PostgreSQL uses one OS process per connection, so each connection is expensive — a connection pooler like PgBouncer sits between the app and the database and multiplexes many client connections onto a small set of real server connections. PgBouncer's pooling mode decides how aggressively it can reuse a server connection, and that choice trades efficiency against which session-level features still work.

Why pooling at all

Each Postgres backend consumes memory and scheduler overhead; a few hundred is fine, thousands hurt. Application connection pools (HikariCP) help per-instance, but with many app instances you still get connection storms. PgBouncer is a lightweight middle layer holding, say, 5,000 client connections while keeping only ~50 actual server connections busy.

The three modes

Session pooling — a server connection is assigned to a client for the entire duration of its client connection, returned to the pool only when the client disconnects. Safest: everything works exactly like a direct connection, but reuse is poor — an idle-but-connected client still holds a server slot.

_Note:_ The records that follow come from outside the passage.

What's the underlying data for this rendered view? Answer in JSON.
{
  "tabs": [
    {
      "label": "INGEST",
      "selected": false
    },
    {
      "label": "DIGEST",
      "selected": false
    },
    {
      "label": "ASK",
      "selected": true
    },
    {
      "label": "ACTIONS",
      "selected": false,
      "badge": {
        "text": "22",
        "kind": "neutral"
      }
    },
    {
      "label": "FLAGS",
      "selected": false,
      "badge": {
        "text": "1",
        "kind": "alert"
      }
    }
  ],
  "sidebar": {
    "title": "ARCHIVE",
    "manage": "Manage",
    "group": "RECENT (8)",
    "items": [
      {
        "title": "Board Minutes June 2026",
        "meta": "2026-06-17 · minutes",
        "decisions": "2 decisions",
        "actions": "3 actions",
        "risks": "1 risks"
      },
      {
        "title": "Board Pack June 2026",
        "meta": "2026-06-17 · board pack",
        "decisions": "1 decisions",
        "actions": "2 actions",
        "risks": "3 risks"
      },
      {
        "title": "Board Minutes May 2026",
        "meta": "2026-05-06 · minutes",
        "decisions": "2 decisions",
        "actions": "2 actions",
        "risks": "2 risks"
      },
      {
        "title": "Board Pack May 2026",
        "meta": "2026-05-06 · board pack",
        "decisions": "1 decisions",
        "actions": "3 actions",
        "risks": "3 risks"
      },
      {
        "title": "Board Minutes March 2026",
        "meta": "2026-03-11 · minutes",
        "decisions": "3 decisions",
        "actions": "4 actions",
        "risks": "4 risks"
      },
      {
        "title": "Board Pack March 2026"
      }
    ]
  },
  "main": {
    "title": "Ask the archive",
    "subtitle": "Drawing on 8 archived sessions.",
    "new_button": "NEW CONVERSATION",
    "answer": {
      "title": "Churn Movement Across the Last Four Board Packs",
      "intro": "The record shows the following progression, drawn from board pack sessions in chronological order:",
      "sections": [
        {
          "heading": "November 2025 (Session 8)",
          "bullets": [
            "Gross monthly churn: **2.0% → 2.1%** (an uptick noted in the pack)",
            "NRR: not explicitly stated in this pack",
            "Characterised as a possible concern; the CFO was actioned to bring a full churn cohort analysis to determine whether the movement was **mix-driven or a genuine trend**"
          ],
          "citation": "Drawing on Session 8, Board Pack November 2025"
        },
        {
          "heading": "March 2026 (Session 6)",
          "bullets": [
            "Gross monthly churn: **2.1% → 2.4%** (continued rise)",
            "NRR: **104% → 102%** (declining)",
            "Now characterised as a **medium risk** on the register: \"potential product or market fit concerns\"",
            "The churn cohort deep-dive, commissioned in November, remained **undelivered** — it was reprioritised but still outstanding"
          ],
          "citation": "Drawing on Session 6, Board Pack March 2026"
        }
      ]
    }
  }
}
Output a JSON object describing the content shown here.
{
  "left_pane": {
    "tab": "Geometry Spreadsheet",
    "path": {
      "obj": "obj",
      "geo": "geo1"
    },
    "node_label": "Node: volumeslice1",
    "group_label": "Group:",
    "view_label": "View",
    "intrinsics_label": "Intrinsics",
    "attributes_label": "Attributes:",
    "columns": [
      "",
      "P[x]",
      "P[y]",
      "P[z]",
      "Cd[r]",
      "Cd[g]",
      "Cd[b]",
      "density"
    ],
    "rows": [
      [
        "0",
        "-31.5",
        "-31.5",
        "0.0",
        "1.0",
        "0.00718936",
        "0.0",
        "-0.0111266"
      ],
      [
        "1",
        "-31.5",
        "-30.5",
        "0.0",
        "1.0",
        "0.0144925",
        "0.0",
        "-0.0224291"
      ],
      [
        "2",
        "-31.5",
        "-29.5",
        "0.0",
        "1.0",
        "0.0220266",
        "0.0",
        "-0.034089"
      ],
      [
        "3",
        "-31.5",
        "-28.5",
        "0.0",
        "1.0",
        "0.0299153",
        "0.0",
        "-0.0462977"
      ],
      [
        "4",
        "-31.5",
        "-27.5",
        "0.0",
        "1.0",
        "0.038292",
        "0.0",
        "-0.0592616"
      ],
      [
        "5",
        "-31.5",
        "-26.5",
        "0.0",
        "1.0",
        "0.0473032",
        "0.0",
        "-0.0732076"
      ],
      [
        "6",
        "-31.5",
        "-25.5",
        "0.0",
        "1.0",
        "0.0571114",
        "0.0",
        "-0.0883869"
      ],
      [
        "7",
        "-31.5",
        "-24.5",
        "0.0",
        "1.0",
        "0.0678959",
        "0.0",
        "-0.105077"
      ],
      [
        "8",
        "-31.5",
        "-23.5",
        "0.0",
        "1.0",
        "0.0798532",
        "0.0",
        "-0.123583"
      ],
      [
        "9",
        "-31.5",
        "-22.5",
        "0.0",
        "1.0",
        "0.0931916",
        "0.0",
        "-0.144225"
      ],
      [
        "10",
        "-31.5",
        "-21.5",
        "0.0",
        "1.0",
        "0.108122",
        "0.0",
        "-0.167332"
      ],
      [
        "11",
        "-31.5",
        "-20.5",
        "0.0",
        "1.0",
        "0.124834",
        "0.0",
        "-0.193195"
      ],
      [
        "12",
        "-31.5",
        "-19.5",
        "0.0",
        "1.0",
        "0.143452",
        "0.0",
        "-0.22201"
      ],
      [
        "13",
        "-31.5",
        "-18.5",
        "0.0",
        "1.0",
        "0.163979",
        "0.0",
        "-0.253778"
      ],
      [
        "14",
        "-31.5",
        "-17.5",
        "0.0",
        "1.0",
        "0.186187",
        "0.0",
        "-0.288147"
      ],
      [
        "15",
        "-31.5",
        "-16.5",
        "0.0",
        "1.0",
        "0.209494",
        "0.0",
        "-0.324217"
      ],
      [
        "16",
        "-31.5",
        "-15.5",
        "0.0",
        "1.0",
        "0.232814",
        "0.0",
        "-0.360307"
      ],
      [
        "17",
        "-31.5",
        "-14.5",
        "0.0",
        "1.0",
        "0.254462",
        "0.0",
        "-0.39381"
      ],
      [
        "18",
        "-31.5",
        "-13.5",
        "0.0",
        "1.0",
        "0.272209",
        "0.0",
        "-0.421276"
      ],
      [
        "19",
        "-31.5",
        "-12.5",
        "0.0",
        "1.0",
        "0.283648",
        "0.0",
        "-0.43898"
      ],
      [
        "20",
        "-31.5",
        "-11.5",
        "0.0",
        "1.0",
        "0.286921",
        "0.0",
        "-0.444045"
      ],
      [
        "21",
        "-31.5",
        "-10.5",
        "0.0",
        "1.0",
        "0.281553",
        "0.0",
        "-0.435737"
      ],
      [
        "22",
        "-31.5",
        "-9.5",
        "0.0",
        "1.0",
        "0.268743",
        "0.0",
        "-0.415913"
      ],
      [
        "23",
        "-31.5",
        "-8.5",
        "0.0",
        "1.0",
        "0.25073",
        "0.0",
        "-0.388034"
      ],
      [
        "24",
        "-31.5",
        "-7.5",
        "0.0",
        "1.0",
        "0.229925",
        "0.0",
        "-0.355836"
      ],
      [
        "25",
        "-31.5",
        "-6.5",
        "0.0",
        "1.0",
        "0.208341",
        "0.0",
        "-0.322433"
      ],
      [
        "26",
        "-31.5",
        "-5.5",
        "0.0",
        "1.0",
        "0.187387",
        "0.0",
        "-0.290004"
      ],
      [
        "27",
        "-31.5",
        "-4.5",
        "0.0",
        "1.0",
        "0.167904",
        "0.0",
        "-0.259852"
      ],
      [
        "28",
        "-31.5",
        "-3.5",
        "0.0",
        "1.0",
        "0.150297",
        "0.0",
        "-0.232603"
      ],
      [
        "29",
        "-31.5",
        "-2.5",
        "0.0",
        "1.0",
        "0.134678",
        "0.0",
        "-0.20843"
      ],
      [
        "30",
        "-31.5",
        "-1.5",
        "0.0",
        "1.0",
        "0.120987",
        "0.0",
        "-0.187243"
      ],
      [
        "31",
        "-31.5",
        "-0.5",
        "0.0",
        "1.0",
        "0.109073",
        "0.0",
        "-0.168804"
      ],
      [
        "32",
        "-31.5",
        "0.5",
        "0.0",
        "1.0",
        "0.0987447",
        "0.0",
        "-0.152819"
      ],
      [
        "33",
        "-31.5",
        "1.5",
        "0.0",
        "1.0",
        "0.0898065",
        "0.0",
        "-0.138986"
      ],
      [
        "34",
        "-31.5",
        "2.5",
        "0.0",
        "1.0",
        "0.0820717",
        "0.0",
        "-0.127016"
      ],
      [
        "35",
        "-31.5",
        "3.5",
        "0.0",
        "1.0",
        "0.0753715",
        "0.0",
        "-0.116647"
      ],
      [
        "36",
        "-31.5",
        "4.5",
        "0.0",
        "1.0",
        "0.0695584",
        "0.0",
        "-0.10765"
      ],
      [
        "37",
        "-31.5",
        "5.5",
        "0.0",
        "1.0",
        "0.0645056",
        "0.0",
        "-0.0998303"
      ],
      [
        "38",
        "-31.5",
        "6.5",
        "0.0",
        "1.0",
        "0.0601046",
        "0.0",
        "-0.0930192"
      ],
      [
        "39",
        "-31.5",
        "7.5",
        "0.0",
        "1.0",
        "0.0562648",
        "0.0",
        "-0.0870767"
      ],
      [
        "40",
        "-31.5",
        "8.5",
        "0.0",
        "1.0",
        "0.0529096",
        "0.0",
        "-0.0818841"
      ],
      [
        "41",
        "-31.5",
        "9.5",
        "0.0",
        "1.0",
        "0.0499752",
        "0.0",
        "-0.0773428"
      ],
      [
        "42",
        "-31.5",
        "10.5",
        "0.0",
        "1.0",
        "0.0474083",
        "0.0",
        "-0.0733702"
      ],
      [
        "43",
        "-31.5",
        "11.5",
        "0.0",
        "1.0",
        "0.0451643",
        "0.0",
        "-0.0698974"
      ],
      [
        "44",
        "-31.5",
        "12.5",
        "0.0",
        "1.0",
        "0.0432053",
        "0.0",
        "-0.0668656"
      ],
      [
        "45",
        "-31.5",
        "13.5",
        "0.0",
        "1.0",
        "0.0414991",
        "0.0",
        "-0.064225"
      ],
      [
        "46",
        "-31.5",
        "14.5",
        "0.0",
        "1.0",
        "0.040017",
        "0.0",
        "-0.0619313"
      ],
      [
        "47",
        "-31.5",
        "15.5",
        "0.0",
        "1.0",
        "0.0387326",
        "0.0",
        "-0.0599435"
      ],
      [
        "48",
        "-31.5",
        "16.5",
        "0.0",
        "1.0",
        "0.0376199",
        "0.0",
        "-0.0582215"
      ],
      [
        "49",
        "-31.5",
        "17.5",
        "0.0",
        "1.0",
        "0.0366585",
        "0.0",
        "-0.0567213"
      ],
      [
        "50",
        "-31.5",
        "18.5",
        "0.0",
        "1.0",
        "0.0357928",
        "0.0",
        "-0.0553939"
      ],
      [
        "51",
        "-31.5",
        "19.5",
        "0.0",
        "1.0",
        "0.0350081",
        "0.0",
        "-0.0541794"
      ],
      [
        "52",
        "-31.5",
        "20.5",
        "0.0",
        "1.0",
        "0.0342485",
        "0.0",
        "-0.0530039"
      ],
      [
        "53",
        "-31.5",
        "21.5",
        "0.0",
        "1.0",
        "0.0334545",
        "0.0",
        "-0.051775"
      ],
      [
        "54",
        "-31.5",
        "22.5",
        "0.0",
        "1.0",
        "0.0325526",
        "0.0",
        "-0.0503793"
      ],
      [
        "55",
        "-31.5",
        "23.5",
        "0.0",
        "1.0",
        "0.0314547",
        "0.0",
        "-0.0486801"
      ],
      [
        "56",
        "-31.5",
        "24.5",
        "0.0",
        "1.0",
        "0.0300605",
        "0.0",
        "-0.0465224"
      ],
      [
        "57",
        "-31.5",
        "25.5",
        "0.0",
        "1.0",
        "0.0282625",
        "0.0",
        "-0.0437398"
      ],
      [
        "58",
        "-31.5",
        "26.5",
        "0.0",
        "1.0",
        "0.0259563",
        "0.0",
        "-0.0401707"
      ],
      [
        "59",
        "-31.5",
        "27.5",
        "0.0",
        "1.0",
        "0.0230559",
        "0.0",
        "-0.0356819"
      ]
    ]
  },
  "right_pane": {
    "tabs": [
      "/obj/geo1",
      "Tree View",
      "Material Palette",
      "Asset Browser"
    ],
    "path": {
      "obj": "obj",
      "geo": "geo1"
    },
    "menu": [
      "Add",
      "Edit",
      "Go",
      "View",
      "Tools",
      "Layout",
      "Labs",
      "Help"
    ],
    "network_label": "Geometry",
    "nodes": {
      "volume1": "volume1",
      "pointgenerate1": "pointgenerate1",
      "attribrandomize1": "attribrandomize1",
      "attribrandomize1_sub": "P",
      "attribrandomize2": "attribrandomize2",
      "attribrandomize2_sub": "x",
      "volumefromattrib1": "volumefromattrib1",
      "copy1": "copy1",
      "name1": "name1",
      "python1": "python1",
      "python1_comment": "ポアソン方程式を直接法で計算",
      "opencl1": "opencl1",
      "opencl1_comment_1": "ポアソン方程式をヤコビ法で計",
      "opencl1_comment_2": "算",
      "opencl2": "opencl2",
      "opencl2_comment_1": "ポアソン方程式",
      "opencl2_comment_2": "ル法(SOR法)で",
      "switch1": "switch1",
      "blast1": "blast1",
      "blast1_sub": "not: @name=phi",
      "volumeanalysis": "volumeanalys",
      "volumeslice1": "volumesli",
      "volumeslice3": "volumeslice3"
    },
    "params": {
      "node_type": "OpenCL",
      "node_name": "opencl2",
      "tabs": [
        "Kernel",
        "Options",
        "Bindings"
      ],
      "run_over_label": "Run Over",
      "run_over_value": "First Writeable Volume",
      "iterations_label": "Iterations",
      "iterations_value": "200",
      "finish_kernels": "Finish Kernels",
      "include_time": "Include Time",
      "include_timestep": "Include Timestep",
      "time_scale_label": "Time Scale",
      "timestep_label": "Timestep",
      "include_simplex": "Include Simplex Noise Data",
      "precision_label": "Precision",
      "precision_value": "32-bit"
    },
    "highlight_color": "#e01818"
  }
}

Transaction pooling — the server connection is assigned only for the duration of a transaction, then returned to the pool. This is the most common mode because it gives by far the best reuse: between transactions the connection serves someone else. The catch is that it breaks anything that relies on session state spanning transactions.

Statement pooling — the connection is returned after every single statement. The most aggressive reuse; it forbids multi-statement transactions entirely, so it's rarely used outside specialized read workloads.

; pgbouncer.ini
[pgbouncer]
pool_mode = transaction
max_client_conn = 5000
default_pool_size = 50

The transaction-mode gotcha (the real interview point)

Because a client doesn't keep the same server connection across transactions, session-scoped features break in transaction mode:

  • SET session variables, SET search_path, session-level GUCs
  • Server-side prepared statements — the prepared statement lives on a server connection the next call may not land on
  • LISTEN/NOTIFY, advisory locks held across transactions, WITH HOLD cursors, temporary tables across transactions

For JDBC/HikariCP behind transaction-mode PgBouncer you typically must disable server-side prepared statements (prepareThreshold=0) or use protocol-level prepared-statement support. Newer PgBouncer versions added prepared-statement support in transaction mode, but the classic answer is "transaction mode breaks server-side prepared statements and other session state."